Training Terminology

If you are a casual reader of training and fitness information on the Internet, you could easily be confused about what exactly the training terminologies like intensity, volume or frequency are.
These definitions apply to any type of training you do, be it weights or cardio.

Intensity, in weight training refers to how difficult it is to perform each repetition and set; that is, how heavy you lift to achieve total muscle failure. For cardio, it refers to the speed at which you’re run or walk on the treadmill or how quickly you pedal on the cycle or cross-trainer.

Intensity, in weight training, must be adapted to such levels that when you choose the range of repetitions and estimate the poundage, it must barely be able to achieve that. However, by the end of the set you must achieve total positive failure such that a consecutive set of the same exercise after three minutes of rest should still result in lesser number of repetitions even for the same poundage.

Intensity, in cardiovascular training however, must be varied. Interval Training shall call for alternating sets of high and moderate or low intensities. But you’d still need to put in some plain moderate intensity running, cycling or cross training to ensure the body is capable of performing its requisite activities optimally.

Volume is how much of any exercise or how many exercises you do in a session or over time. For example: the number of sets that you perform for a said muscle group or the number of machines you utilize per cardiovascular session one after the other.

Unless you’re a really good gainer, high training volumes, in weight training are inadvisable. Assuming that the intensity is right, and then the number of sets needs to be curtailed to 5-8 for major muscle groups and 3-5 for minor muscle groups.

Volume, in cardiovascular training, is something to be looked at more carefully as it is not been thought of or spoken about much. I have often seen a lot of people hitting the cardiovascular section at a gym with a vengeance, like they aren’t going to step out of the gym without shedding of every bit of that extra pound. But you don’t really to need to do all the machines and become one instead. 9-16 minutes of interval training or 20 minutes of constant heart rate cardiovascular training is more than enough, which means, one machine per session and you’re cardiovascular training is done.

Frequency is how many sessions are performed in a week, month or year that you complete at the intensity and volume you choose.

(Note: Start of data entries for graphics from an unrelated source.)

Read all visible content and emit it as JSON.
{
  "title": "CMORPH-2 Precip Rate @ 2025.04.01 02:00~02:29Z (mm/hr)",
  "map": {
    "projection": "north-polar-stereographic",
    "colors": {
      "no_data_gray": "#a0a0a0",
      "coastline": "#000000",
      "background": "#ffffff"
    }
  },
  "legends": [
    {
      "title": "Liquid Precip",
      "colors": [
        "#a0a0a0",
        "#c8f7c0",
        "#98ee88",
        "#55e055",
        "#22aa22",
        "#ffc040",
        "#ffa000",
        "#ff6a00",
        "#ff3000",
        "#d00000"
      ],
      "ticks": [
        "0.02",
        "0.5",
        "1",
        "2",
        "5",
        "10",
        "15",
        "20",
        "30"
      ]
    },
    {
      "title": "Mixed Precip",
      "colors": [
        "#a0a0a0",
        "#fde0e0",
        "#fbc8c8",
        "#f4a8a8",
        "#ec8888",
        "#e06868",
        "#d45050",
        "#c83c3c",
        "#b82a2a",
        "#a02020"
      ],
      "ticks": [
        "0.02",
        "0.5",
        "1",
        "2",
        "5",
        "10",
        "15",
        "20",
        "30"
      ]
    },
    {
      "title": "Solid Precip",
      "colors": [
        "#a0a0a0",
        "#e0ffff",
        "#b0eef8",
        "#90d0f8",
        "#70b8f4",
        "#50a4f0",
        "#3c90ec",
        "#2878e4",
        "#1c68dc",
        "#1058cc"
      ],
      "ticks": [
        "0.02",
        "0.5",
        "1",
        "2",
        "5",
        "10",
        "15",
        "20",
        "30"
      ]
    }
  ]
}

This is best explained with an example:

Day 1. Weights
•    Chest (total 6-8 sets, compound exercises and one isolation set)
•    Shoulders (4 sets presses and lateral raises)
•    Triceps (4 sets close grip presses and dips)
•    Steady state cardiovascular training, running or cycle, preferably moderate intensity training – 20 minutes.

Day 2. Cardio
•    Interval Training 12- 16 minutes
•    Full body Stretching

Day 3. Weights
•    Legs (total 8 sets, 3 for quads, 3 for hams and 2 for calves)
•    Abs
•    Steady state cardiovascular training, running or cycle, preferably low intensity – 20 minutes.

Day 4. Cardio
•    Interval Training – 12-16 minutes
•    Full body stretching

Day 5. Weights
•    Back (total 6 sets, compound exercises)
•    Biceps
•    Stretching

Day 6. OFF

Day 7. OFF

The frequency here of each discipline is as follows:

Weights – Thrice a week, each body part once a week.
Cardio – Four days a week, interval training twice a week.
Stretching – Though not really a workout, but essential none the less, thrice a week.

Keep it neat and keep it clean. Train only as much a required and don’t push too hard. Provide enough time to facilitate rest and recovery so that body adapts and grows. It’s the rest period that results in our improvements or developments.

Once in 12- 16 weeks take a few days, maybe a week, off and then hit the gym again, thoroughly invigorated and rejuvenated.